On the other hand, in diabetic patients with NPDR the central foveal thickness showed significant negative correlation with RRD1, R1 P1 amplitude, and positive correlation with R1 latency. Their mean inner macula ring thickness showed negative correlation with RBS and their mean outer macula ring thickness showed no significant correlation with the different parameters.
And lastly in Diabetic patients with PDR, central foveal thickness showed significant positive correlation with R1 latency. The mean inner macula ring thickness showed no significant correlation with the different parameters. And the mean outer macula ring thickness showed significant negative correlation with RRD3.
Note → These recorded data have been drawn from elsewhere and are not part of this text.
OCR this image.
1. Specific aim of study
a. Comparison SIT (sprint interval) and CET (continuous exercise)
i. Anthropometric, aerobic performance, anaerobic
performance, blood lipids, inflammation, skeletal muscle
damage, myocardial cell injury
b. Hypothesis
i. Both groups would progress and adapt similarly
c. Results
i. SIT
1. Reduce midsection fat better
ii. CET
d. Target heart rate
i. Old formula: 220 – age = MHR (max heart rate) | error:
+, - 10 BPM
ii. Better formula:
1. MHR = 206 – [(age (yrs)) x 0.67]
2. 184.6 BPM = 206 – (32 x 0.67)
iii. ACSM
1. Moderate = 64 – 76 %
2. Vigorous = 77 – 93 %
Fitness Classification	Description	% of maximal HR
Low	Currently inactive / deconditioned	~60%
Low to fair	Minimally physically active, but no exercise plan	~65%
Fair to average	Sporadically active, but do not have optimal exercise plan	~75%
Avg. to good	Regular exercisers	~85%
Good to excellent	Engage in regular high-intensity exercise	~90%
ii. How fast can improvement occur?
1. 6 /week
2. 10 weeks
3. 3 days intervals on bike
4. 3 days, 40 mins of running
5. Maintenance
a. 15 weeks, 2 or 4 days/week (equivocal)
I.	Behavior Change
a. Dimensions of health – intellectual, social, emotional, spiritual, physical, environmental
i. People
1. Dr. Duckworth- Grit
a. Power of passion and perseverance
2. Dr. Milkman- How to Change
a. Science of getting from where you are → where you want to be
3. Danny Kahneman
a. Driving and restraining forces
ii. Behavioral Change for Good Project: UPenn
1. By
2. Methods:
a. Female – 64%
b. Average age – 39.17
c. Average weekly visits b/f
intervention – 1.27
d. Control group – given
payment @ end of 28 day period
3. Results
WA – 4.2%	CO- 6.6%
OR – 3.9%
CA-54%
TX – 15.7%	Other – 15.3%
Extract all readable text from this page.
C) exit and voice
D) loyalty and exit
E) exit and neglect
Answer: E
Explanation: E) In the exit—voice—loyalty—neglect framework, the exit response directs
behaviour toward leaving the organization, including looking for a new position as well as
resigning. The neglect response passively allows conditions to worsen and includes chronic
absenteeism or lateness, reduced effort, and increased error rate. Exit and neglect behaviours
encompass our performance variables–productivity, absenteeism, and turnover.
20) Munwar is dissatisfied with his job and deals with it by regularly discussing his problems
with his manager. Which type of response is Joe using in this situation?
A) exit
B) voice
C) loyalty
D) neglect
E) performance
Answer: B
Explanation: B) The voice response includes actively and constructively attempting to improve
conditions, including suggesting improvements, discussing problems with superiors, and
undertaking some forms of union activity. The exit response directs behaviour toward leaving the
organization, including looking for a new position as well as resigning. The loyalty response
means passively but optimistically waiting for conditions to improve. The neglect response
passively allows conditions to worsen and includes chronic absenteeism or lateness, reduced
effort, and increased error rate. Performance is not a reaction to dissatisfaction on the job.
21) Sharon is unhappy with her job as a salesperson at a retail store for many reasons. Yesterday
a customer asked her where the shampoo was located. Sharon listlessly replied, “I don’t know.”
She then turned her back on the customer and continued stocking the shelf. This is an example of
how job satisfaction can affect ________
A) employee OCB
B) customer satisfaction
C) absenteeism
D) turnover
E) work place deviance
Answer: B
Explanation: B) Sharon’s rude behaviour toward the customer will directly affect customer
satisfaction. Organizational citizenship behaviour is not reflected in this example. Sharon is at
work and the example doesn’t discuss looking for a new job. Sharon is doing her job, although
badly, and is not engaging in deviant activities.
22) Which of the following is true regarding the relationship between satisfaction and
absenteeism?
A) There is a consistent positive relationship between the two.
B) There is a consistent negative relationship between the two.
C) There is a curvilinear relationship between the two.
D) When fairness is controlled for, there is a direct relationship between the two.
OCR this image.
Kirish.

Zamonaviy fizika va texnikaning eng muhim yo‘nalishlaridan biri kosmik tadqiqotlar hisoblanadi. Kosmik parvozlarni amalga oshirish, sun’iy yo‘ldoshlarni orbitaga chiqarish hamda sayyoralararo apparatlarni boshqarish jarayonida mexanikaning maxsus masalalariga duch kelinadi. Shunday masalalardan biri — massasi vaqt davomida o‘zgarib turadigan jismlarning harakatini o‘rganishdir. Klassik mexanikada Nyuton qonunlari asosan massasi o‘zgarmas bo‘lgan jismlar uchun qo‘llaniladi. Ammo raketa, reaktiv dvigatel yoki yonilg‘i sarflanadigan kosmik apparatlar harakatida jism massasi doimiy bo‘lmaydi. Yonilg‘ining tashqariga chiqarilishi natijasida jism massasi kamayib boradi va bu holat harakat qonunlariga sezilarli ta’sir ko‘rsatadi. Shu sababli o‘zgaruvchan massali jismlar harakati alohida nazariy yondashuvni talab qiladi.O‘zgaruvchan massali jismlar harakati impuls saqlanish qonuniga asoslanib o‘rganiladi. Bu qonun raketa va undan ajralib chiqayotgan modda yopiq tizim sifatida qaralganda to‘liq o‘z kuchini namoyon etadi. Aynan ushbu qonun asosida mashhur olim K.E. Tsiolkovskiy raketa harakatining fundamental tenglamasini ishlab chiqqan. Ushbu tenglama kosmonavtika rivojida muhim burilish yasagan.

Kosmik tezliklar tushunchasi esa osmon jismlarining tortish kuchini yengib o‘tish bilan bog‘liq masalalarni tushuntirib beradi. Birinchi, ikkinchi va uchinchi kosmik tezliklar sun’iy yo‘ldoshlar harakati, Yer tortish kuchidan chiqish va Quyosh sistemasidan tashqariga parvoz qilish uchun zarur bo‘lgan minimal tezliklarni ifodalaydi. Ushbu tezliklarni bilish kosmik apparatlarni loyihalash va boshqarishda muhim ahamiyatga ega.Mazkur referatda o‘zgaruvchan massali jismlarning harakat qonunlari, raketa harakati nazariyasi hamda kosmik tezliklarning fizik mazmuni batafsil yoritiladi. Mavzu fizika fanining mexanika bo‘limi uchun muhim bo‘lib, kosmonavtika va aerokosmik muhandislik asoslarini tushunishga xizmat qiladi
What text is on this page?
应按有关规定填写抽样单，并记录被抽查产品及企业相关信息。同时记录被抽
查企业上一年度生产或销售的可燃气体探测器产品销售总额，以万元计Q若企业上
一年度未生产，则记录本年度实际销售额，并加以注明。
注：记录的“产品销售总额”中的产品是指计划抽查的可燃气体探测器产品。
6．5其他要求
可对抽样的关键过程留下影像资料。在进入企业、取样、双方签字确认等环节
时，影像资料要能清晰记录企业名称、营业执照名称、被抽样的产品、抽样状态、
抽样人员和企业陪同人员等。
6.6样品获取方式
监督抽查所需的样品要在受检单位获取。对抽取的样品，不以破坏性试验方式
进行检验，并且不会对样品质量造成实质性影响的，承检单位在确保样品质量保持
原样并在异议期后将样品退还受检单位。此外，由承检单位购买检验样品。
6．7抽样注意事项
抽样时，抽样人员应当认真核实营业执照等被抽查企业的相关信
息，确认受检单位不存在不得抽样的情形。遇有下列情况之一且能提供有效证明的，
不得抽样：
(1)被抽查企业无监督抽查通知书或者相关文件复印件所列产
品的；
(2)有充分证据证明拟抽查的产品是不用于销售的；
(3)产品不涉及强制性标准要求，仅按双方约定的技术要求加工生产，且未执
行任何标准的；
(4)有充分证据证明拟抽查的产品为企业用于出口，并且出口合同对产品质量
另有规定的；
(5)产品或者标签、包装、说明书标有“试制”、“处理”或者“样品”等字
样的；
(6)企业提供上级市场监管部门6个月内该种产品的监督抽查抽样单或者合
So as a conclusion, Multifocal electroretinogram (mfERG) has been shown to be capable of detecting the neural changes that occur in retina of diabetic patients before any vascular changes are visible.
And could differentiate between diabetics and controls, also can differentiate between diabetics without retinopathy and patient with retinopathy. The combination of MF-ERG and OCT may provide objective criteria for the evaluation and assessment of severity of diabetic retinopathy.